Background. Thromboembolism after Fontan’s operation is attributed to low flow states, stasis in venous pathways, right to left shunts, blind cul-de-sacs, prosthetic materials, atrial arrhythmias, and hypercoagulable states. We assessed the efficacy of a strategy to reduce thromboembolic events including aspirin anticoagulation.

Methods. From January 1996 through December 2000, 72 patients underwent Fontan procedures. Management included (1) avoidance of direct caval cannulation and central venous lines, (2) inotropic support for 48 to 72 hours to optimize cardiac output, (3) aortopulmonary anastomosis or suture closure of patent pulmonary valves, and (4) administration of aspirin (81 mg per day) beginning on postoperative day one. No other anticoagulation strategies were used. Surveillance included intraoperative and postoperative transesophageal echo, transthoracic echo at discharge, at first reevaluation, and at 6 month intervals, and catheterization 1 year after surgery.

Results. There were no early or late deaths. Follow-up was completed with 2,882 patient-months and a mean of 40 months. There were no documented thromboembolic events; however, all suspicious occurrences were investigated by echo and brain imaging.

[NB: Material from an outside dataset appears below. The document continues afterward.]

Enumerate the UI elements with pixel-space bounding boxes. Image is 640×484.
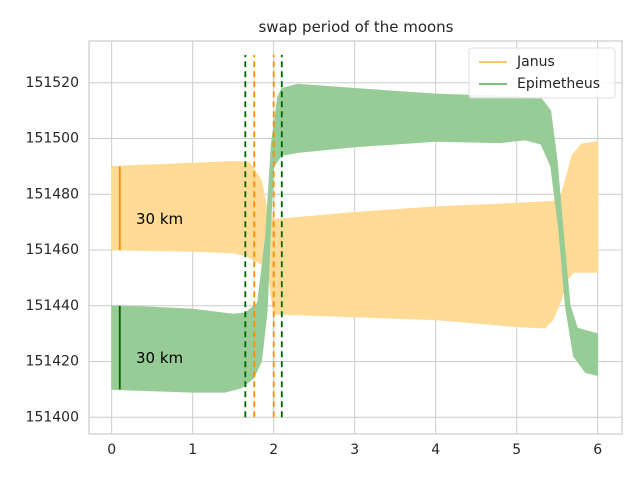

There were no hemorrhagic events or aspirin-related complications.

Conclusions. Low dose aspirin can be used safely in young patients with Fontan connections. At intermediate follow-up, the strategies described appear effective in preventing thromboembolic complications. Routine use of more aggressive anticoagulation regimens seems unwarranted.